Cecil And Anthropomorphism

The killing of Cecil the lion at the Hwange National Park on July 1, was of course tragic. However, the public response to his death reflects a deeper tendency for humans to want to humanize animals. Because we ascribe human-like appearances and behaviours to them – what’s known as anthropomorphism –  conservation movements’ are more easily able to recruit people to their cause on the back of it. Similar in principle to the concept of corporate environmental Greenwashing, conservation movements’, whether intentional or not, tend to focus their resources on areas where there exists the human compulsion to empathize with animals that we perceive to be cuddly or cute to the detriment of other species (1).

I don’t want to make any excuses for people who kill wild animals for fun. I think recreational big game hunters like the American Walter Palmer are the pits and I disagree fundamentally with the concept of killing animals in the wild. I personally find this kind of activity and the people who engage in and enjoy it, as repugnant as those who engage in, and enjoy say, bullfighting or fox hunting.

In the sad case of Cecil, he was lured by Palmer with food. Palmer proceeded to kill him with a cross bow from relatively close range compared with the more common use of a telescopic rifle from afar. In that sense, Palmer’s actions could reasonably be construed as being more dangerous for him, therefore paradoxically increasing the chances of Cecil surviving.

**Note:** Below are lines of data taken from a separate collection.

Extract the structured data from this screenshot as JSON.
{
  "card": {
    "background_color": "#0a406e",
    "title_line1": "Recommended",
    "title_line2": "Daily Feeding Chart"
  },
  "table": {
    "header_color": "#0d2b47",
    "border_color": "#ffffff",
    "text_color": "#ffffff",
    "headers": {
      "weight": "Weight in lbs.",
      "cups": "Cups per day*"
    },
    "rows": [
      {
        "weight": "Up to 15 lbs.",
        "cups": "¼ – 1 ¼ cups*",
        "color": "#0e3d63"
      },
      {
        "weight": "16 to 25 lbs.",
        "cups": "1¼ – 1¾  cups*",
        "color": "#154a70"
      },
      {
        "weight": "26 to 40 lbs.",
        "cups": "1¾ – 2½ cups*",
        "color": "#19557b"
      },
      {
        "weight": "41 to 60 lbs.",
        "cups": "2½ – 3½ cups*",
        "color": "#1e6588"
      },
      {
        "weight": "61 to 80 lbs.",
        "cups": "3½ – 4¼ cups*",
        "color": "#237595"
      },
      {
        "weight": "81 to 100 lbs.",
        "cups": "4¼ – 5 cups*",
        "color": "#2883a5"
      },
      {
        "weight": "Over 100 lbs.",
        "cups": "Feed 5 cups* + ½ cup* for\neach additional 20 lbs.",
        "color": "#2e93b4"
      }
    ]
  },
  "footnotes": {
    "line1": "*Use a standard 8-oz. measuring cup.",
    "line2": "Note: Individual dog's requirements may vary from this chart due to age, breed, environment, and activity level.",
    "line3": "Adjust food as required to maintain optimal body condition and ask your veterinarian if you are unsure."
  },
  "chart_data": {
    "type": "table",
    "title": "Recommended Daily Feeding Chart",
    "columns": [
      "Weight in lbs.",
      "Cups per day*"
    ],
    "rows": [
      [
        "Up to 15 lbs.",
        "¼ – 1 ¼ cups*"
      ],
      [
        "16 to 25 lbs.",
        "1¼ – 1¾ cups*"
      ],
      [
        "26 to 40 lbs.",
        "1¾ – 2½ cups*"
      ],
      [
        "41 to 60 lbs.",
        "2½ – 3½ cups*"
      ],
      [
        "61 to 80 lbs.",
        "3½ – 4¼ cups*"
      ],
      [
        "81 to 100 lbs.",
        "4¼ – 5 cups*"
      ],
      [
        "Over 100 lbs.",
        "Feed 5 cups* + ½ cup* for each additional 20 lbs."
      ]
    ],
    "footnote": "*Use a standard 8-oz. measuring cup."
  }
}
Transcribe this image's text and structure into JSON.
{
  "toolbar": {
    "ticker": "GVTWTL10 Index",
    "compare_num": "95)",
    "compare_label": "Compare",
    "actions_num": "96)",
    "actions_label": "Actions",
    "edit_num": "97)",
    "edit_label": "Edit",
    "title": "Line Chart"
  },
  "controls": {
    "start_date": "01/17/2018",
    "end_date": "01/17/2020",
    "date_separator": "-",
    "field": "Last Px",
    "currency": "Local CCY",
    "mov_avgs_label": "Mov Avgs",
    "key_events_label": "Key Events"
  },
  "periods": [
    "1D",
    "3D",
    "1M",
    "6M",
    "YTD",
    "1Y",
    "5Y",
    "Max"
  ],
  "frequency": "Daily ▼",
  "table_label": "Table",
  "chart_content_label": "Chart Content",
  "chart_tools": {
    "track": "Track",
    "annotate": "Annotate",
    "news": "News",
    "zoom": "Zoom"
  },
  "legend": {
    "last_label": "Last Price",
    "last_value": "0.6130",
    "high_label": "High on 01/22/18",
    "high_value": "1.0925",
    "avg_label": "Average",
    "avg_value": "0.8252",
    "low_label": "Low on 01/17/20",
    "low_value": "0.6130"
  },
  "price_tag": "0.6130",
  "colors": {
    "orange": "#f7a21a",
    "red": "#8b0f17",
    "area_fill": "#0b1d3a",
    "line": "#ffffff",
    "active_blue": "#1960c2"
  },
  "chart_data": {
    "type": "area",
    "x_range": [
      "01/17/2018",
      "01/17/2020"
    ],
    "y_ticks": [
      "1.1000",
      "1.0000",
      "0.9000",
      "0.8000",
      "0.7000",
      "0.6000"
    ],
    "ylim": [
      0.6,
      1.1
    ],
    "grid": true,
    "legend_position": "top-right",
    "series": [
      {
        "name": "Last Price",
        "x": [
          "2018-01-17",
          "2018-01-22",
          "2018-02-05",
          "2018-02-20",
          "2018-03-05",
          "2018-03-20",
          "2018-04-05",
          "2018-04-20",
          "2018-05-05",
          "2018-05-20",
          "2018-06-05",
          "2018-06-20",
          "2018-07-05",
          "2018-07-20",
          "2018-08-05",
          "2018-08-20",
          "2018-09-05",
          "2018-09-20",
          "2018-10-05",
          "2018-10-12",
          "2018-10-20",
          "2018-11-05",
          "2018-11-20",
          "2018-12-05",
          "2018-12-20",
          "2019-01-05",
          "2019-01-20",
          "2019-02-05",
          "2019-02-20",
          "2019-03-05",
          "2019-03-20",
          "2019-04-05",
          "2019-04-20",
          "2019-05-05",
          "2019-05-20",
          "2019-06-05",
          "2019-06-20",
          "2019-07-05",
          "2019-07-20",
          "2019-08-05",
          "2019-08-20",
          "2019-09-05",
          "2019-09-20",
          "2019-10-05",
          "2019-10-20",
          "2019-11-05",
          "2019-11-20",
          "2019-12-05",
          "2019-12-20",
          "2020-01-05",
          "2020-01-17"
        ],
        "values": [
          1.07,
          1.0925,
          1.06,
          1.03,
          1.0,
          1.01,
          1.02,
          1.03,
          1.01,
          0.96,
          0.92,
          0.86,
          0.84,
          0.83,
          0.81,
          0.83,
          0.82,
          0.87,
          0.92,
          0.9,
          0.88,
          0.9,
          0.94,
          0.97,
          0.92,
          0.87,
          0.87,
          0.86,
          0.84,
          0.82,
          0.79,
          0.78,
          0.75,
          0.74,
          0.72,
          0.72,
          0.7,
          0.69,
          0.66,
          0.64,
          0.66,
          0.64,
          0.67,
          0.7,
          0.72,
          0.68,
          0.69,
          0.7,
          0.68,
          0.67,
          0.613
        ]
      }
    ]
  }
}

The hypocrisy of many of those who condemned Palmer cannot be overlooked. On the day that Cecil died, Cameron was demonizing humans at Calais by describing them as a “swarm” and a Palestinian baby was murdered by Jewish extremist fanatics. But the plight of an animal gets most of the media’s attention. The vast majority of the public will think nothing of eating animals that would have arrived at their plate after having been slaughtered in an industrial fashion on mass by agribusinesses.

Many of these animals would have died in worse circumstances and had a worse life than Cecil. Unlike, for example, the said beast who we have collectively ascribed a name to, an anonymous cow prior to being slaughtered in a slaughter house would have been artificially inseminated and forcibly crammed into a lorry along with other cows having spent most of it’s life in a cage.

Sometimes the level of hypocrisy can be astounding. I heard a self-confessed carnivore and angler on the radio the other evening spitting with rage at the actions of Palmer. Apparently, it hadn’t crossed his mind that the hobby he undertakes on a regular basis – luring fish with food for fun – is essentially no different from the actions of somebody like Palmer who lured poor Cecil with food for fun as the precursor to his killing. In both cases, living things are killed or maimed for fun.

The moral equivalent here is that for those who participate in both pursuits the basis for their participation is one of enjoyment as opposed to necessity. The aspect that tends to get people upset is that as opposed to nameless and indistinct fish, Cecil was given a name and looked like a cuddly stuffed child’s toy. But both live in the wild and both are lured from their natural habitat for the enjoyment of humans.